The insurer retains catastrophe losses that do not add up to $10 million for any one event. Reinsurers pay for larger catastrophic events once the primary insurer has paid out claims totaling their $10-million catastrophe XS program retention for that event or occurrence.

Table 2 (above) shows a fictional year of large and small catastrophe losses. It also demonstrates how the main catastrophe xs program alters the insurer’s net loss position. Table 2 assumes total cat event losses for the year are $38.4 million before reinsurance..

WITHOUT A CATASTROPHE AGGREGATE XS COVER

In the Table 2 scenario above, the insurer retains $33.4 million and cedes $5 million to its catastrophe XS reinsurers. If the individual loss does not exceed $10 million, the cat XS program is not triggered. Here is the calculation in shorthand:

Insurer Net Cat Loss (2010): $38.4M gross less $5M ceded to Cat XS = $33.4M net

Our hypothetical insurer may or may not be able to absorb $33.4 million of unanticipated losses comfortably, depending on its size and expected profit margins.

ADDING A CATASTROPHE AGGREGATE XS COVER

Let’s say that to guard against being overwhelmed by numerous small losses, our hypothetical company has in place a catastrophe aggregate XS treaty. The treaty protects them from multiple net losses of $40 million in a year above a net aggregate retention of $20 million. In reinsurer parlance: Catastrophe Aggregate XS:

Limit: $40M aggregate annual net loss XS of Retention:$20M aggregate annual net loss.

To make it clear that the “net losses” are only due to catastrophes, there is usually a condition that the loss has to exceed a certain size. This is a threshold (or “franchise”) that defines which losses are included. It generally does not act as a deductible. For our example, the threshold is set at $1 million. Multiple policy claims caused by a single event are added together and when they reach the $1 million threshold, the entire amount is included in the aggregation list. Events where the claim totals do not reach $1 million are not aggregated.

Using the same set of losses as in Table 2, Table 3 shows how the aggregate XS applies.

In the Table 3 scenario, the insurer retains $20 million, cedes $5 million to the catastrophe XS reinsurers, and $13.4 million to the aggregate XS reinsurers. In shorthand, this reads:

Sum of Cat Losses (2010): $38.4M gross less $5M ceded to Cat XS less $13.4M ceded to Agg XS = $20M net.

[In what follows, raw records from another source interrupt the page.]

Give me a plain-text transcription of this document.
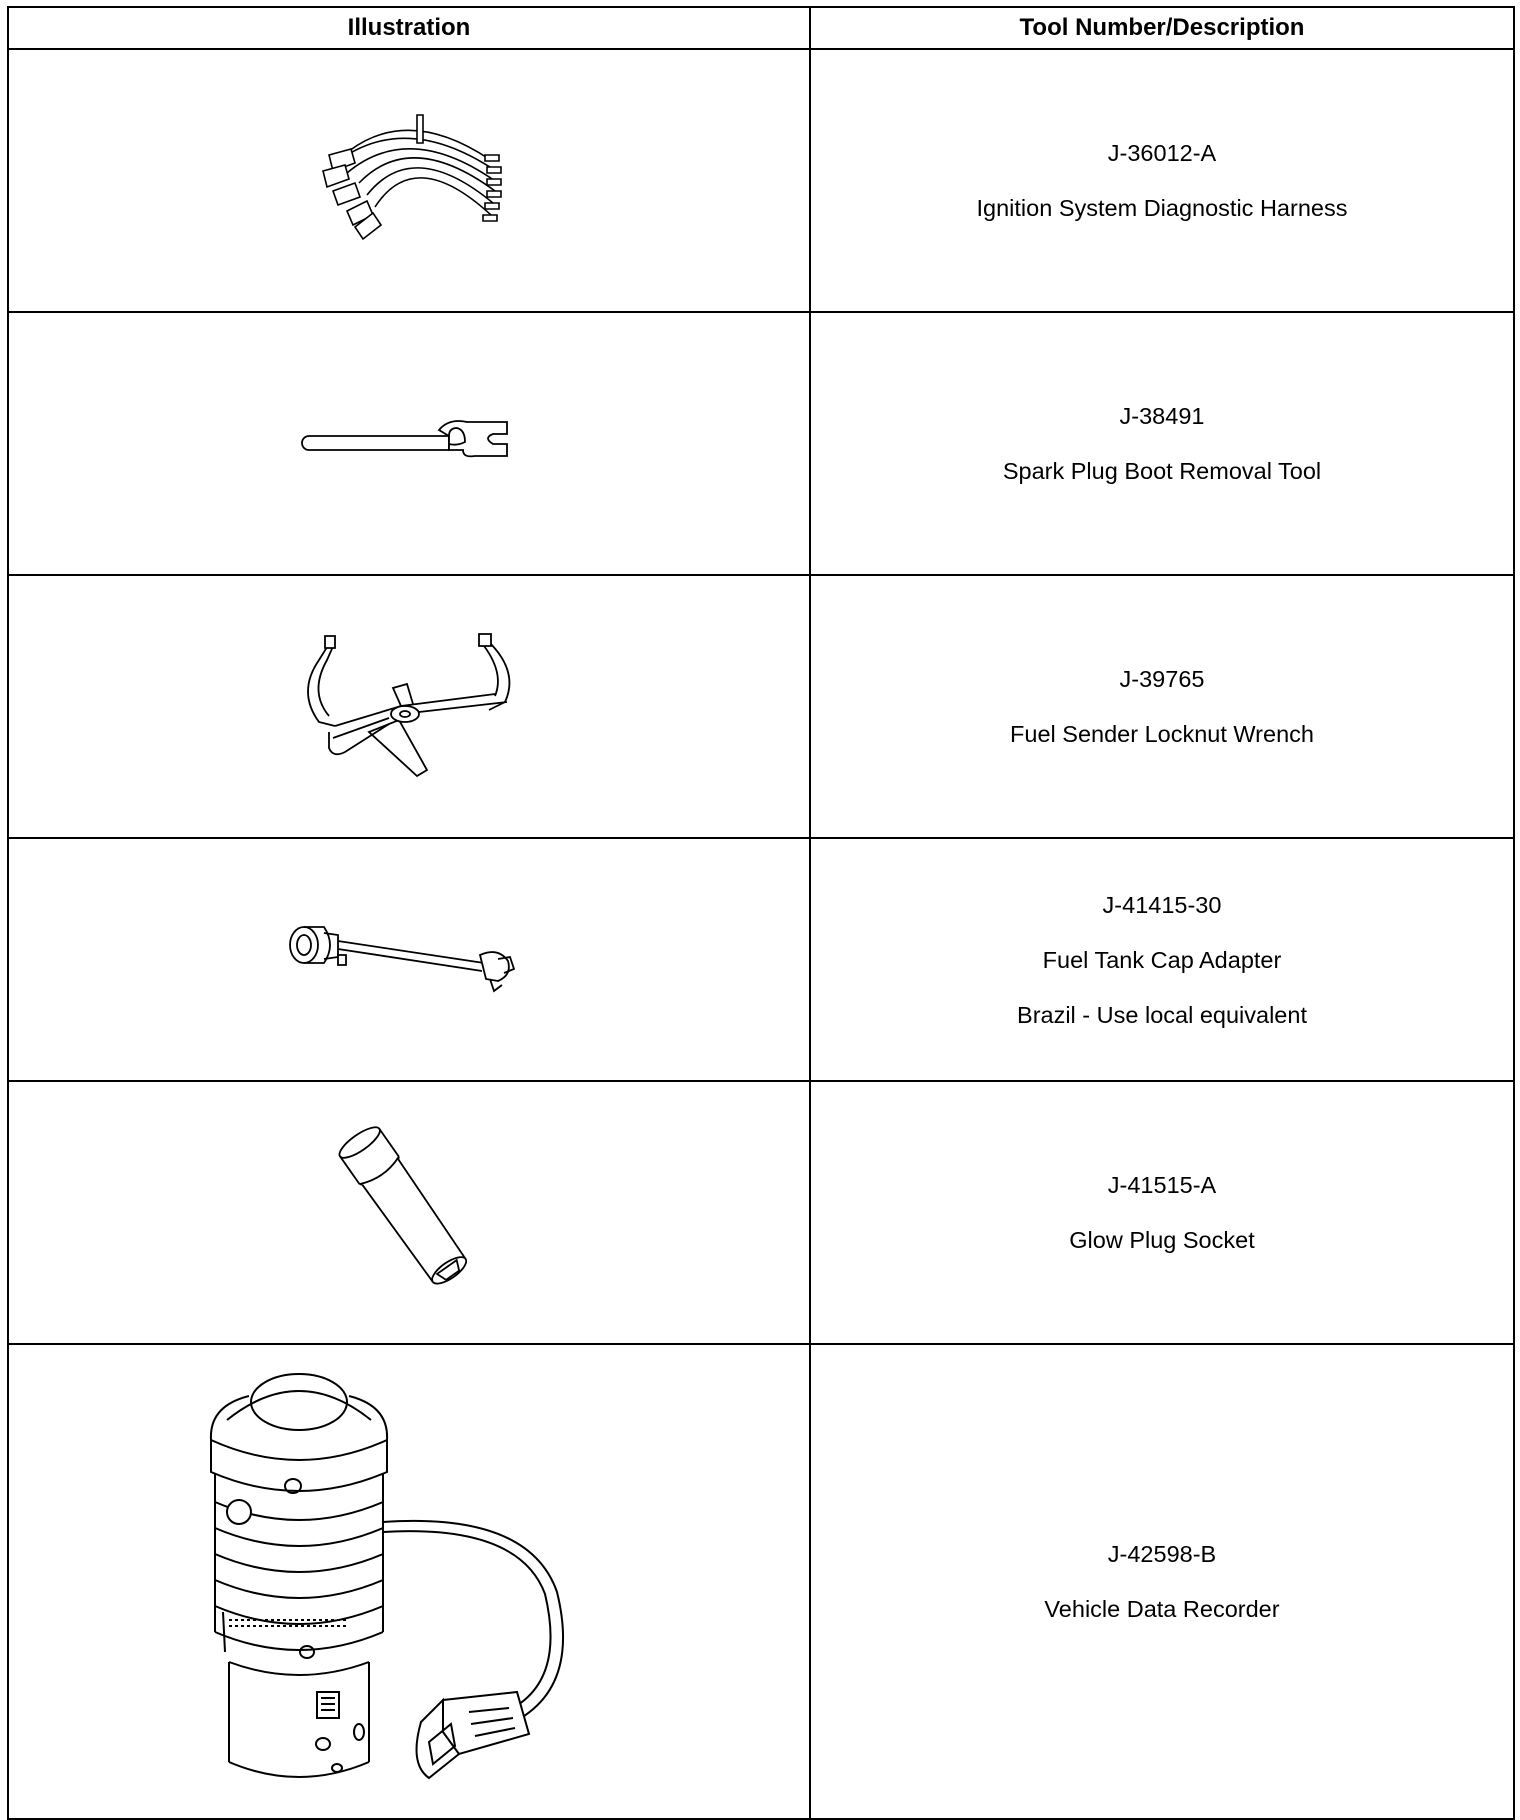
Illustration	Tool Number/Description

J-36012-A
Ignition System Diagnostic Harness

J-38491
Spark Plug Boot Removal Tool

J-39765
Fuel Sender Locknut Wrench

J-41415-30
Fuel Tank Cap Adapter
Brazil - Use local equivalent

J-41515-A
Glow Plug Socket

J-42598-B
Vehicle Data Recorder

DOES A CATASTROPHE AGGREGATE XS FIT YOUR COMPANY’S NEEDS?

How do you assess whether buying a catastrophe aggregate cover makes sense for your company? You need to answer the question: “Do I anticipate an unacceptable financial impact from an accumulation of retained catastrophe losses?” To answer this question, you need to know:

1) Your annual expected cat loss cost (net of Risk XS and Cat XS)

For example, cat losses variability of $10M to $100M, average of $20M.

2) Your (ROE)/profitability expectations

For example, a target profit (at average expected cat losses) of $50M ($70M less $20M average annual cat losses).

A quick comparison

Impact of a “good” cat year:

$70M minus $10-million worth of annual cat losses = $60M profit.

Impact of a “bad” cat year:

$70M minus $100-million worth of annual cat losses = $30M loss.

Based on the above, the corporate decision would be: Is a financial year loss of $30M “acceptable,” or would it be better to buy a multi-year smoothing mechanism?

CONCLUSION

A catastrophe aggregate XS cover represents long-term protection. It should be considered as a multi-year strategy to reduce annual patterns of volatility in weather-related losses. The limits and attachment points are determined according to each company’s specific needs, but the framework is easy to establish. The recoveries are simple annual calculations. Reinsurance pricing is based on long-term experience and exposure assessments and could be much more “bottom-line friendly” than simply accepting the unpredictability of the weather.